Zfs can dynamically strip data on all available devices. When another disk or Shard is added to the Strip, ZFS automatically merges the new space and rebalances the write strip to use the newly added space. If a device enters the downgrade mode due to an error, ZFS tries its best not to write the device, but distributes the load to other devices.

Zfs also provides built-in data compression for each file system. Compression not only reduces disk space usage, but also reduces the necessary I/O volume by two to three times. Therefore, enabling compression can actually speed up some I/O-intensive workloads, but not CPU-intensive workloads.

For more information about ZFS benchmarking, see other web pages:

* Bill Moore's blog on ZFS benchmarking
* Roch blog about the ZFS Benchmark Test compared to UFS in one day
* James Dickens blog posts on comparing UFS regions and ZFS regions

In section 2nd, we will introduce more ZFS operations: creating a storage pool and a file system, setting file system parameters, and taking data snapshots and cloning.
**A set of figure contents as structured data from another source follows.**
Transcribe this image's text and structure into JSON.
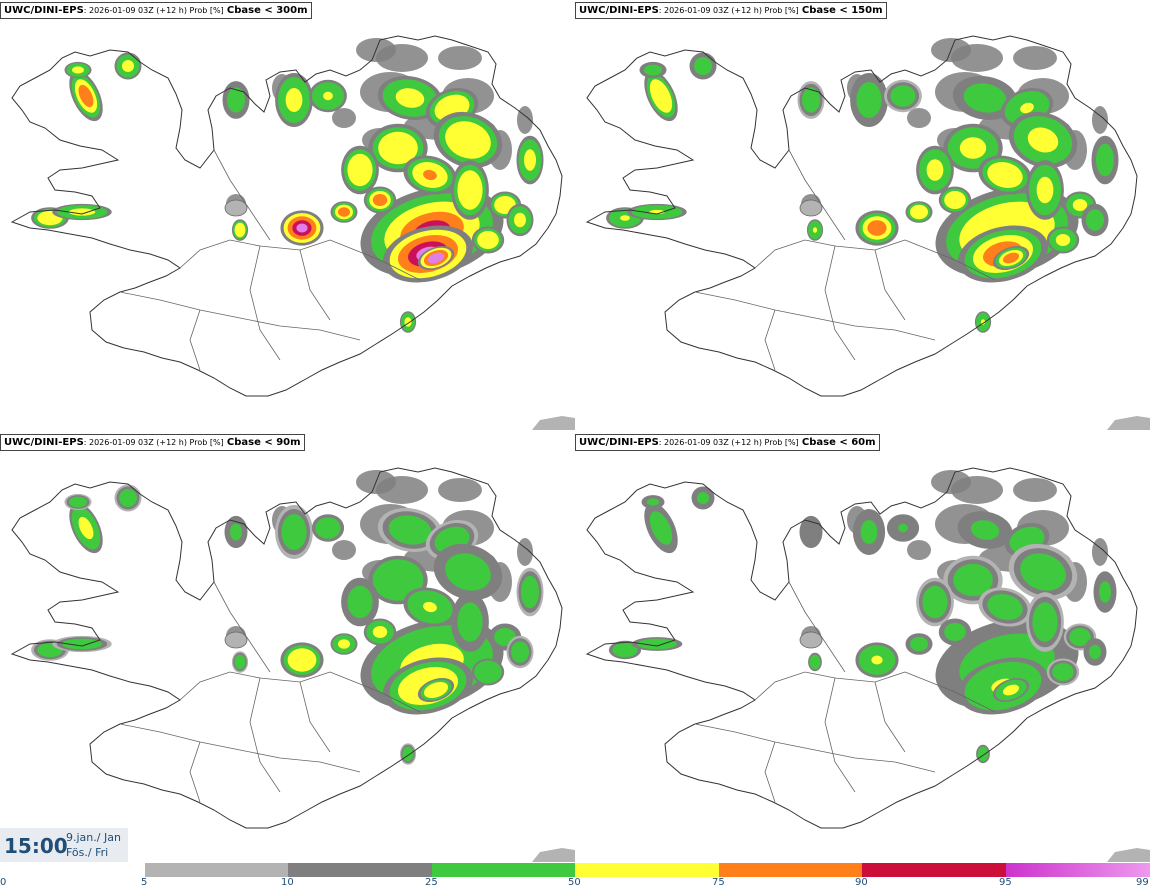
{
  "panels": [
    {
      "model": "UWC/DINI-EPS",
      "meta": ": 2026-01-09 03Z (+12 h) Prob [%]",
      "threshold": "Cbase < 300m",
      "intensity": 1.0
    },
    {
      "model": "UWC/DINI-EPS",
      "meta": ": 2026-01-09 03Z (+12 h) Prob [%]",
      "threshold": "Cbase < 150m",
      "intensity": 0.82
    },
    {
      "model": "UWC/DINI-EPS",
      "meta": ": 2026-01-09 03Z (+12 h) Prob [%]",
      "threshold": "Cbase < 90m",
      "intensity": 0.66
    },
    {
      "model": "UWC/DINI-EPS",
      "meta": ": 2026-01-09 03Z (+12 h) Prob [%]",
      "threshold": "Cbase < 60m",
      "intensity": 0.52
    }
  ],
  "time": {
    "clock": "15:00",
    "date_line1": "9.jan./ Jan",
    "date_line2": "Fös./ Fri"
  },
  "legend": {
    "ticks": [
      "0",
      "5",
      "10",
      "25",
      "50",
      "75",
      "90",
      "95",
      "99"
    ],
    "colors": [
      "#b3b3b3",
      "#7f7f7f",
      "#3ec93e",
      "#ffff33",
      "#ff7f1a",
      "#cc0f3a",
      "#cc33cc",
      "#ee99ee"
    ]
  }
}
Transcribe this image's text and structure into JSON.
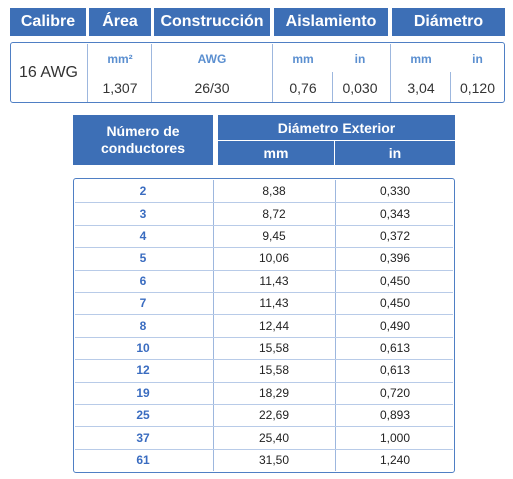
{
  "top_table": {
    "headers": [
      "Calibre",
      "Área",
      "Construcción",
      "Aislamiento",
      "Diámetro"
    ],
    "units": [
      "mm²",
      "AWG",
      "mm",
      "in",
      "mm",
      "in"
    ],
    "row": [
      "16 AWG",
      "1,307",
      "26/30",
      "0,76",
      "0,030",
      "3,04",
      "0,120"
    ]
  },
  "table": {
    "header": {
      "first": "Número de conductores",
      "group": "Diámetro Exterior",
      "units": [
        "mm",
        "in"
      ]
    },
    "rows": [
      [
        "2",
        "8,38",
        "0,330"
      ],
      [
        "3",
        "8,72",
        "0,343"
      ],
      [
        "4",
        "9,45",
        "0,372"
      ],
      [
        "5",
        "10,06",
        "0,396"
      ],
      [
        "6",
        "11,43",
        "0,450"
      ],
      [
        "7",
        "11,43",
        "0,450"
      ],
      [
        "8",
        "12,44",
        "0,490"
      ],
      [
        "10",
        "15,58",
        "0,613"
      ],
      [
        "12",
        "15,58",
        "0,613"
      ],
      [
        "19",
        "18,29",
        "0,720"
      ],
      [
        "25",
        "22,69",
        "0,893"
      ],
      [
        "37",
        "25,40",
        "1,000"
      ],
      [
        "61",
        "31,50",
        "1,240"
      ]
    ]
  }
}
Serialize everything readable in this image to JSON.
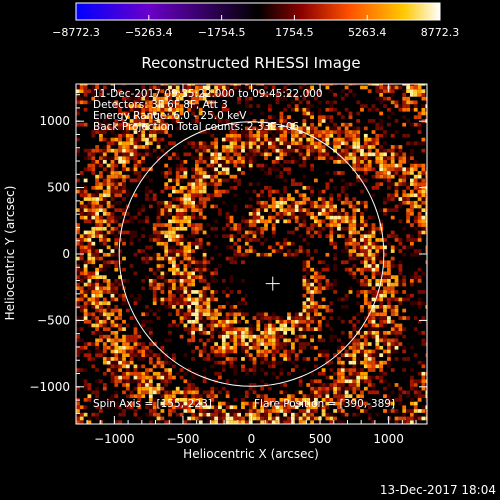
{
  "chart_data": {
    "type": "heatmap",
    "title": "Reconstructed RHESSI Image",
    "xlabel": "Heliocentric X (arcsec)",
    "ylabel": "Heliocentric Y (arcsec)",
    "xlim": [
      -1280,
      1280
    ],
    "ylim": [
      -1280,
      1280
    ],
    "x_ticks": [
      -1000,
      -500,
      0,
      500,
      1000
    ],
    "y_ticks": [
      -1000,
      -500,
      0,
      500,
      1000
    ],
    "x_tick_labels": [
      "−1000",
      "−500",
      "0",
      "500",
      "1000"
    ],
    "y_tick_labels": [
      "−1000",
      "−500",
      "0",
      "500",
      "1000"
    ],
    "colorbar": {
      "range": [
        -8772.3,
        8772.3
      ],
      "ticks": [
        -8772.3,
        -5263.4,
        -1754.5,
        1754.5,
        5263.4,
        8772.3
      ],
      "tick_labels": [
        "−8772.3",
        "−5263.4",
        "−1754.5",
        "1754.5",
        "5263.4",
        "8772.3"
      ],
      "colors": [
        "#0000ff",
        "#6a00c8",
        "#000000",
        "#8c0000",
        "#ff5000",
        "#ffc800",
        "#ffffff"
      ]
    },
    "annotations": {
      "time_range": "11-Dec-2017 09:35:22.000 to 09:45:22.000",
      "detectors": "Detectors: 3F 6F 8F, Att 3",
      "energy": "Energy Range: 6.0 - 25.0 keV",
      "method": "Back Projection   Total counts: 2.33E+06",
      "spin_axis": "Spin Axis = [155,-223]",
      "flare_position": "Flare Position = [390,-389]"
    },
    "solar_disk_radius_arcsec": 965,
    "center_cross": [
      155,
      -223
    ],
    "dark_box": {
      "x": [
        -30,
        370
      ],
      "y": [
        -440,
        -20
      ]
    },
    "grid": false
  },
  "footer": {
    "timestamp": "13-Dec-2017 18:04"
  }
}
In addition, we will focus on some more interesting features of ZFS development.


* ZFS-sun's latest File System (Part 1: ease of management and Feature Enhancement)
* About ZFS Solaris 10 OS update 06/06
* Download Solaris Express
* Opensolaris community: ZFS
* Opensolaris ZFS entry page
* ZFS Learning Center
* Port ZFS
* Jeff bonwick's blog post on the Re-Sync of ZFS Images
* Another blog article by Jeff bonwick: You say ETA, I say zetta
* ZFS: the last word in file systems
* Jeff bonwick's blog article on selecting a 128-bit Storage Architecture
* Bill Moore's blog on ZFS benchmarking
* Roch blog about the ZFS Benchmark Test compared to UFS in one day
* James Dickens blog posts on comparing UFS regions and ZFS regions

Contact Us

The content source of this page is from Internet, which doesn't represent Alibaba Cloud's opinion; products and services mentioned on that page don't have any relationship with Alibaba Cloud. If the content of the page makes you feel confusing, please write us an email, we will handle the problem within 5 days after receiving your email.

If you find any instances of plagiarism from the community, please send an email to: info-contact@alibabacloud.com and provide relevant evidence. A staff member will contact you within 5 working days.

A Free Trial That Lets You Build Big!

Start building with 50+ products and up to 12 months usage for Elastic Compute Service

  • Sales Support

    1 on 1 presale consultation

  • After-Sales Support

    24/7 Technical Support 6 Free Tickets per Quarter Faster Response

  • Alibaba Cloud offers highly flexible support services tailored to meet your exact needs.